[Date Prev][Date Next][Thread Prev][Thread Next]
- Subject: Re: LuaJIT IR Design
- From: chevalma@...
- Date: Fri, 13 May 2011 14:19:12 -0400 (EDT)
Thanks for your answers.
Since we're building a method-based JIT, this solution isn't exactly what
we need, but I think it may be possible to adapt some ideas from it. I
have been thinking that I could have an array of instructions in which
basic blocks are allocated with some reserve space for new instructions,
and either simply update a list of free regions when blocks are deleted,
or call some kind of compaction algorithm when the instruction list for a
method grows too large.
The main concerns I have are efficiently keeping a list of destinations
for instructions, which I think could possibly be done in a chained
(linked list) manner, and keeping a list of successors/predecessors/edges
for blocks, which perhaps could be handled similarly.
> Maxime Chevalier-Boisvert wrote:
>> 1. The post mentions using bidirectionally extensible arrays to
>> store instructions. Is one such array used per basic block? If not,
>> how are basic blocks efficiently allocated/moved within the array?
> It's a trace compiler -- it doesn't work at the basic block level.
> One might consider a single trace to be similar to an extended
> basic block (one entry, multiple exits). But a root trace may also
> hold a loop, so that's where the analogy breaks.

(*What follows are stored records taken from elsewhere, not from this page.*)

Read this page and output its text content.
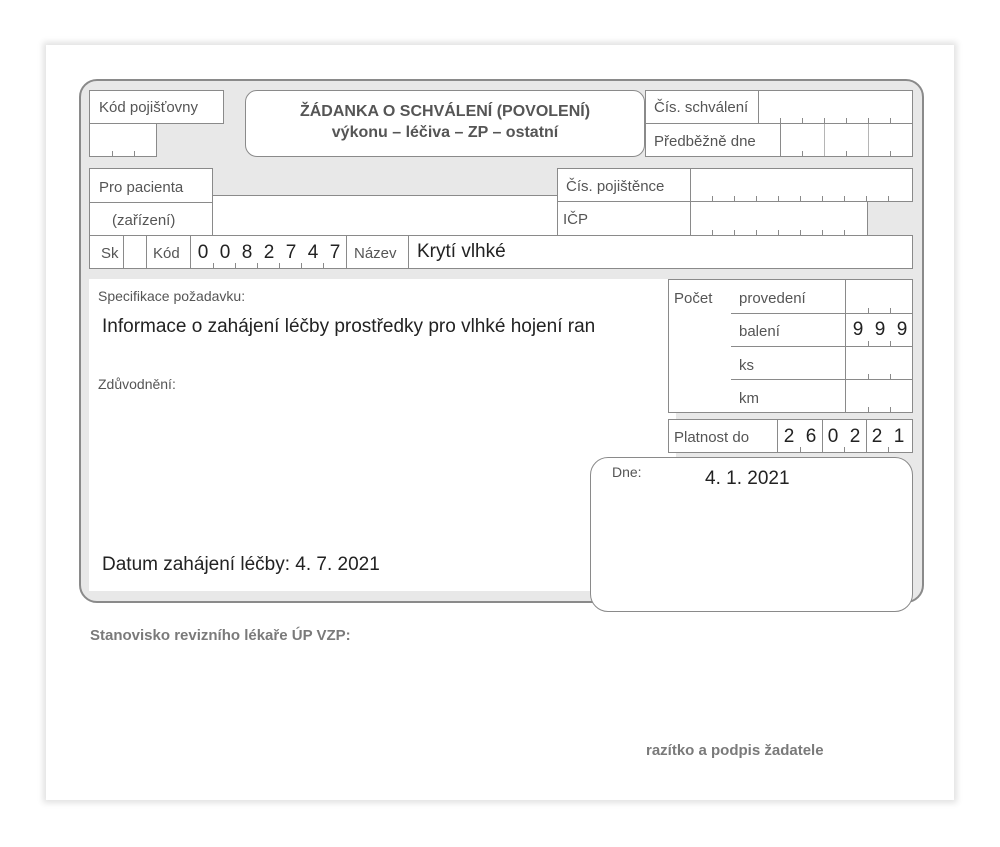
Kód pojišťovny	ŽÁDANKA O SCHVÁLENÍ (POVOLENÍ)
výkonu – léčiva – ZP – ostatní
Čís. schválení
Předběžně dne
Pro pacienta
(zařízení)
Čís. pojištěnce
IČP
Sk Kód 0 0 8 2 7 4 7 Název Krytí vlhké
Specifikace požadavku:
Informace o zahájení léčby prostředky pro vlhké hojení ran
Zdůvodnění:
Datum zahájení léčby: 4. 7. 2021
Počet provedení
balení
ks
km
9 9 9
Platnost do 2 6 0 2 2 1
Dne:	4. 1. 2021
Stanovisko revizního lékaře ÚP VZP:
razítko a podpis žadatele
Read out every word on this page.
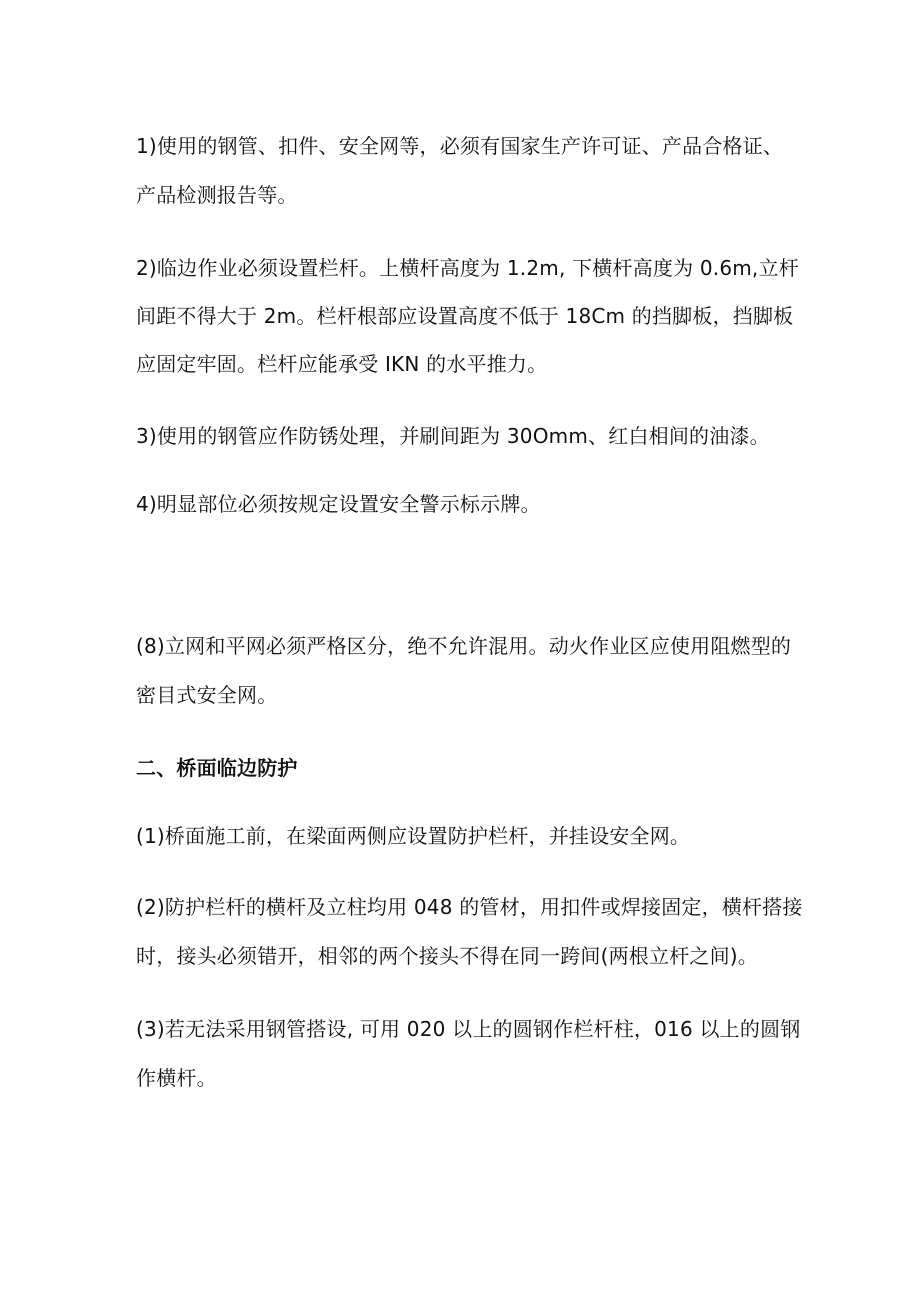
1)使用的钢管、扣件、安全网等，必须有国家生产许可证、产品合格证、
产品检测报告等。
2)临边作业必须设置栏杆。上横杆高度为 1.2m, 下横杆高度为 0.6m,立杆
间距不得大于 2m。栏杆根部应设置高度不低于 18Cm 的挡脚板，挡脚板
应固定牢固。栏杆应能承受 IKN 的水平推力。
3)使用的钢管应作防锈处理，并刷间距为 30Omm、红白相间的油漆。
4)明显部位必须按规定设置安全警示标示牌。
(8)立网和平网必须严格区分，绝不允许混用。动火作业区应使用阻燃型的
密目式安全网。
二、桥面临边防护
(1)桥面施工前，在梁面两侧应设置防护栏杆，并挂设安全网。
(2)防护栏杆的横杆及立柱均用 048 的管材，用扣件或焊接固定，横杆搭接
时，接头必须错开，相邻的两个接头不得在同一跨间(两根立杆之间)。
(3)若无法采用钢管搭设, 可用 020 以上的圆钢作栏杆柱，016 以上的圆钢
作横杆。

>> What's the advantage of being able to extend the array
> Constants grow downwards and don't interfere with regular
> instructions. This avoids some difficulties esp. for loop
> optimizations, which may need to emit new constants, but want
> their loads to be hoisted.
> Having the lowest numbered IR references also implicitly gives
> them a lower weight in the register allocation heuristics. Thus
> rematerialization is preferred over spilling.
> And the killer feature is to be able to test for a constant simply
> by looking at the reference. IR references are biased relative to
> the cut off point between the two parts of the IR. Anything below
> the bias value (< 32768) must be a constant. This test is heavily
> used and it's very cheap.
> The IR array is lazily grown and reused for subsequent traces. In
> practice very few moves or array extensions are needed. Once a
> trace has been assembled, it's copied/compacted to a newly
> allocated memory area.
>> My optimizer does alot of IR transforms which
>> merge/eliminate basic blocks, remove/replace/insert new
>> instructions. How is that done efficiently in LuaJIT?
> The former does not apply to a trace compiler. The latter can be
> avoided by doing forward transforms on-the-fly during trace
> recording and backward transforms on-the-fly during assembly.
>> 2. In my current layout I also keep a list of uses for each IR
>> instruction (all instructions reading the output value of a given
>> instruction). This is very useful when I want to replace the value
>> of an instruction by that of another instruction. What kind of trick
>> does LuaJIT use to do this efficiently?
> Folding happens before an instruction is actually emitted. But it
> may cause new instructions to be emitted and old instructions to
> fall unused, too. Unused instructions are simply ignored by the
> backward pass of the assembler. This gives you DCE for free.
> Backward transforms already start from a use and don't need a list
> of other uses.
>> 3. How are constants encoded in the LuaJIT IR? I saw it uses 16 bit
>> references to refer (I assume) to indices of other IR instructions
>> elsewhere in the instruction array. Are constants also stored in the
>> array, as instructions?
> Constants are stored like any other IR instructions. They just
> grow downwards in the IR.
> Note: the IR dump (-jdump=i) hides all of these details and merges
> constants into the output of the regular IR instructions.
>> 4. I saw the IR instructions have up to 2 operands. What about call
> A chain of call arguments (CARG) is used for extension. The IR
> dump hides this detail. It's much more important to have an
> orthogonal and linearly indexable IR (always exactly 64 bits per
> instruction) than to optimize for special cases.